When prices are allowed to reflect supply and demand, innovators and producers get the signals they need to continue or shift production. Unfortunately, this free-market approach has often been stymied in the healthcare sector, which remains one of the most regulated industries in the U.S. The Biden administration certainly hasn’t shied away from even more regulation and price control and has recently begun “negotiating” drug prices with pharmaceutical companies via the Medicare program. It’s not much of a negotiation, of course, when Medicare is the largest payer for drugs and the government has absolutely no incentive to operate within market constraints. 

On August 29, AP reported, “President Joe Biden touted the potential cost savings of Medicare’s first-ever price negotiations for widely used prescription drugs… The drugs include the blood thinner Eliquis, diabetes treatment Jardiance and eight other medications.
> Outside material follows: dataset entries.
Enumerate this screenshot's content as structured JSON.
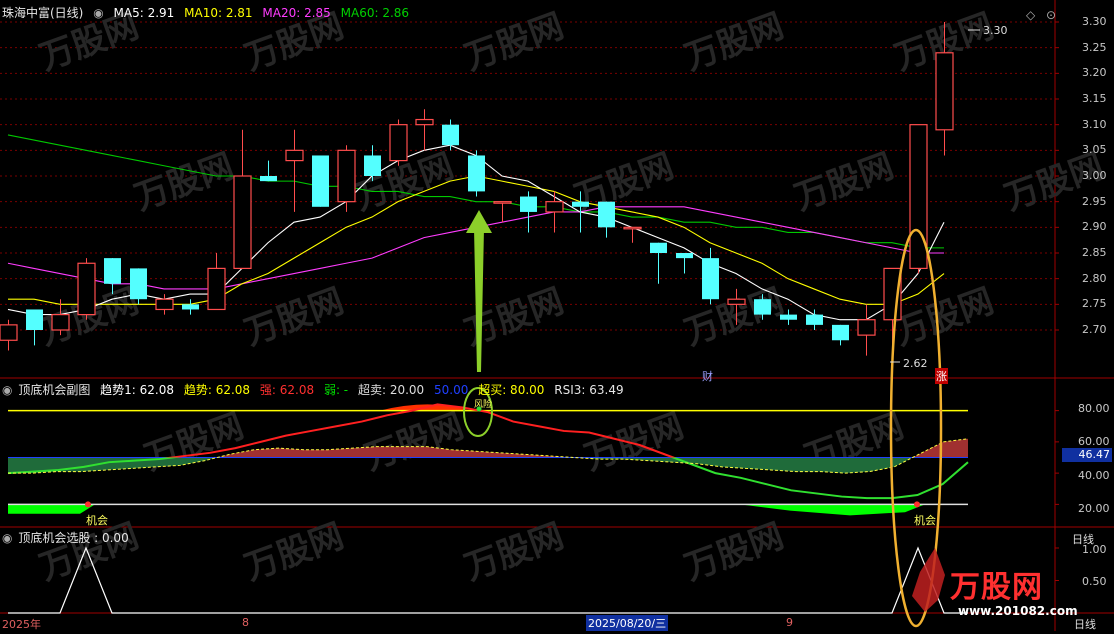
{
  "main_header": {
    "title": "珠海中富(日线)",
    "ma5_label": "MA5: 2.91",
    "ma10_label": "MA10: 2.81",
    "ma20_label": "MA20: 2.85",
    "ma60_label": "MA60: 2.86"
  },
  "sub1_header": {
    "title": "顶底机会副图",
    "trend1": "趋势1: 62.08",
    "trend": "趋势: 62.08",
    "strong": "强: 62.08",
    "weak": "弱: -",
    "oversold": "超卖: 20.00",
    "mid": "50.00",
    "overbought": "超买: 80.00",
    "rsi3": "RSI3: 63.49"
  },
  "sub2_header": {
    "title": "顶底机会选股 : 0.00"
  },
  "price_axis": [
    "3.30",
    "3.25",
    "3.20",
    "3.15",
    "3.10",
    "3.05",
    "3.00",
    "2.95",
    "2.90",
    "2.85",
    "2.80",
    "2.75",
    "2.70"
  ],
  "osc_axis": [
    "80.00",
    "60.00",
    "40.00",
    "20.00"
  ],
  "osc_current": "46.47",
  "sel_axis": [
    "1.00",
    "0.50"
  ],
  "annotations": {
    "high_label": "3.30",
    "low_label": "2.62",
    "cai": "财",
    "zhang": "涨",
    "chance_left": "机会",
    "chance_right": "机会",
    "risk": "风险"
  },
  "date_axis": {
    "d1": "2025年",
    "d2": "8",
    "d3": "2025/08/20/三",
    "d4": "9",
    "period": "日线"
  },
  "watermark": "万股网",
  "watermark_sub": "www.201082.com",
  "colors": {
    "up": "#ff4d4d",
    "down": "#54ffff",
    "ma5": "#ffffff",
    "ma10": "#ffff00",
    "ma20": "#ff3cff",
    "ma60": "#00c800",
    "grid": "#7a0000"
  },
  "chart_data": {
    "type": "candlestick",
    "y_range": [
      2.62,
      3.32
    ],
    "candles": [
      {
        "o": 2.68,
        "h": 2.72,
        "l": 2.66,
        "c": 2.71
      },
      {
        "o": 2.74,
        "h": 2.74,
        "l": 2.67,
        "c": 2.7
      },
      {
        "o": 2.7,
        "h": 2.76,
        "l": 2.69,
        "c": 2.73
      },
      {
        "o": 2.73,
        "h": 2.84,
        "l": 2.72,
        "c": 2.83
      },
      {
        "o": 2.84,
        "h": 2.84,
        "l": 2.77,
        "c": 2.79
      },
      {
        "o": 2.82,
        "h": 2.82,
        "l": 2.75,
        "c": 2.76
      },
      {
        "o": 2.74,
        "h": 2.77,
        "l": 2.73,
        "c": 2.76
      },
      {
        "o": 2.75,
        "h": 2.76,
        "l": 2.73,
        "c": 2.74
      },
      {
        "o": 2.74,
        "h": 2.85,
        "l": 2.74,
        "c": 2.82
      },
      {
        "o": 2.82,
        "h": 3.09,
        "l": 2.82,
        "c": 3.0
      },
      {
        "o": 3.0,
        "h": 3.03,
        "l": 2.99,
        "c": 2.99
      },
      {
        "o": 3.03,
        "h": 3.09,
        "l": 2.93,
        "c": 3.05
      },
      {
        "o": 3.04,
        "h": 3.04,
        "l": 2.94,
        "c": 2.94
      },
      {
        "o": 2.95,
        "h": 3.06,
        "l": 2.93,
        "c": 3.05
      },
      {
        "o": 3.04,
        "h": 3.06,
        "l": 2.99,
        "c": 3.0
      },
      {
        "o": 3.03,
        "h": 3.11,
        "l": 3.02,
        "c": 3.1
      },
      {
        "o": 3.1,
        "h": 3.13,
        "l": 3.05,
        "c": 3.11
      },
      {
        "o": 3.1,
        "h": 3.11,
        "l": 3.05,
        "c": 3.06
      },
      {
        "o": 3.04,
        "h": 3.05,
        "l": 2.96,
        "c": 2.97
      },
      {
        "o": 2.95,
        "h": 2.95,
        "l": 2.91,
        "c": 2.95
      },
      {
        "o": 2.96,
        "h": 2.97,
        "l": 2.89,
        "c": 2.93
      },
      {
        "o": 2.93,
        "h": 2.97,
        "l": 2.89,
        "c": 2.95
      },
      {
        "o": 2.95,
        "h": 2.97,
        "l": 2.89,
        "c": 2.94
      },
      {
        "o": 2.95,
        "h": 2.95,
        "l": 2.88,
        "c": 2.9
      },
      {
        "o": 2.9,
        "h": 2.9,
        "l": 2.87,
        "c": 2.9
      },
      {
        "o": 2.87,
        "h": 2.87,
        "l": 2.79,
        "c": 2.85
      },
      {
        "o": 2.85,
        "h": 2.85,
        "l": 2.81,
        "c": 2.84
      },
      {
        "o": 2.84,
        "h": 2.86,
        "l": 2.75,
        "c": 2.76
      },
      {
        "o": 2.75,
        "h": 2.78,
        "l": 2.71,
        "c": 2.76
      },
      {
        "o": 2.76,
        "h": 2.77,
        "l": 2.72,
        "c": 2.73
      },
      {
        "o": 2.73,
        "h": 2.74,
        "l": 2.71,
        "c": 2.72
      },
      {
        "o": 2.73,
        "h": 2.74,
        "l": 2.7,
        "c": 2.71
      },
      {
        "o": 2.71,
        "h": 2.71,
        "l": 2.67,
        "c": 2.68
      },
      {
        "o": 2.69,
        "h": 2.75,
        "l": 2.65,
        "c": 2.72
      },
      {
        "o": 2.72,
        "h": 2.82,
        "l": 2.62,
        "c": 2.82
      },
      {
        "o": 2.82,
        "h": 3.1,
        "l": 2.81,
        "c": 3.1
      },
      {
        "o": 3.09,
        "h": 3.3,
        "l": 3.04,
        "c": 3.24
      }
    ],
    "ma5": [
      2.74,
      2.73,
      2.73,
      2.74,
      2.76,
      2.77,
      2.76,
      2.77,
      2.77,
      2.82,
      2.87,
      2.91,
      2.92,
      2.95,
      3.0,
      3.03,
      3.05,
      3.06,
      3.04,
      3.0,
      2.99,
      2.96,
      2.93,
      2.92,
      2.9,
      2.88,
      2.86,
      2.83,
      2.81,
      2.78,
      2.76,
      2.73,
      2.72,
      2.72,
      2.75,
      2.81,
      2.91
    ],
    "ma10": [
      2.76,
      2.76,
      2.75,
      2.75,
      2.75,
      2.75,
      2.75,
      2.75,
      2.76,
      2.79,
      2.81,
      2.84,
      2.87,
      2.9,
      2.92,
      2.95,
      2.97,
      2.99,
      3.0,
      2.99,
      2.98,
      2.97,
      2.95,
      2.94,
      2.93,
      2.92,
      2.9,
      2.87,
      2.85,
      2.83,
      2.8,
      2.78,
      2.76,
      2.75,
      2.75,
      2.77,
      2.81
    ],
    "ma20": [
      2.83,
      2.82,
      2.81,
      2.8,
      2.79,
      2.79,
      2.78,
      2.78,
      2.78,
      2.79,
      2.8,
      2.81,
      2.82,
      2.83,
      2.84,
      2.86,
      2.88,
      2.89,
      2.9,
      2.91,
      2.92,
      2.93,
      2.93,
      2.94,
      2.94,
      2.94,
      2.94,
      2.93,
      2.92,
      2.91,
      2.9,
      2.89,
      2.88,
      2.87,
      2.86,
      2.85,
      2.85
    ],
    "ma60": [
      3.08,
      3.07,
      3.06,
      3.05,
      3.04,
      3.03,
      3.02,
      3.01,
      3.0,
      3.0,
      2.99,
      2.99,
      2.98,
      2.98,
      2.97,
      2.97,
      2.96,
      2.96,
      2.95,
      2.95,
      2.94,
      2.94,
      2.93,
      2.93,
      2.92,
      2.92,
      2.91,
      2.91,
      2.9,
      2.9,
      2.89,
      2.89,
      2.88,
      2.87,
      2.87,
      2.86,
      2.86
    ],
    "osc_range": [
      10,
      90
    ],
    "trend_line": [
      40,
      41,
      42,
      44,
      47,
      48,
      49,
      51,
      53,
      56,
      60,
      64,
      67,
      70,
      73,
      77,
      80,
      84,
      82,
      79,
      73,
      70,
      67,
      66,
      62,
      58,
      52,
      46,
      40,
      37,
      33,
      29,
      27,
      25,
      24,
      24,
      26,
      33,
      47
    ],
    "osc_area": [
      40,
      40,
      41,
      41,
      42,
      43,
      44,
      45,
      48,
      52,
      55,
      56,
      55,
      55,
      56,
      57,
      57,
      57,
      55,
      54,
      53,
      52,
      51,
      50,
      49,
      49,
      48,
      47,
      46,
      44,
      43,
      42,
      41,
      41,
      40,
      41,
      44,
      52,
      60,
      62
    ],
    "select_signal": [
      0,
      0,
      0,
      1,
      0,
      0,
      0,
      0,
      0,
      0,
      0,
      0,
      0,
      0,
      0,
      0,
      0,
      0,
      0,
      0,
      0,
      0,
      0,
      0,
      0,
      0,
      0,
      0,
      0,
      0,
      0,
      0,
      0,
      0,
      0,
      1,
      0,
      0
    ]
  }
}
The negotiation process was authorized under the Inflation Reduction Act, which Biden signed last year, capping decades of debate over whether the federal government should be allowed to haggle with pharmaceutical companies.”

To see the lasting effects of price controls on drug supplies, look no further than Western European nations, where governments have used a heavy hand over the past half-century to lower costs. Prior to these federal interventions, these industrialized countries were global leaders in drug innovation and manufacturing. Yet over the past 50 years, the share of new drugs originating in countries such as France, Germany, and the United Kingdom has plunged from 45 percent to 20 percent. Life-saving medications such as statins have become steadily more difficult to obtain, and European pharmacists cite persistent shortages. The U.S. has been spared from the same issues but could suffer the same fate if Congress fails to act against this worrying policy.

 

In conclusion….

 

Lawmakers have their work cut out for them as they flock back to Washington, D.C. TPA hopes that they do their homework and stop making empty, AI-generated promises.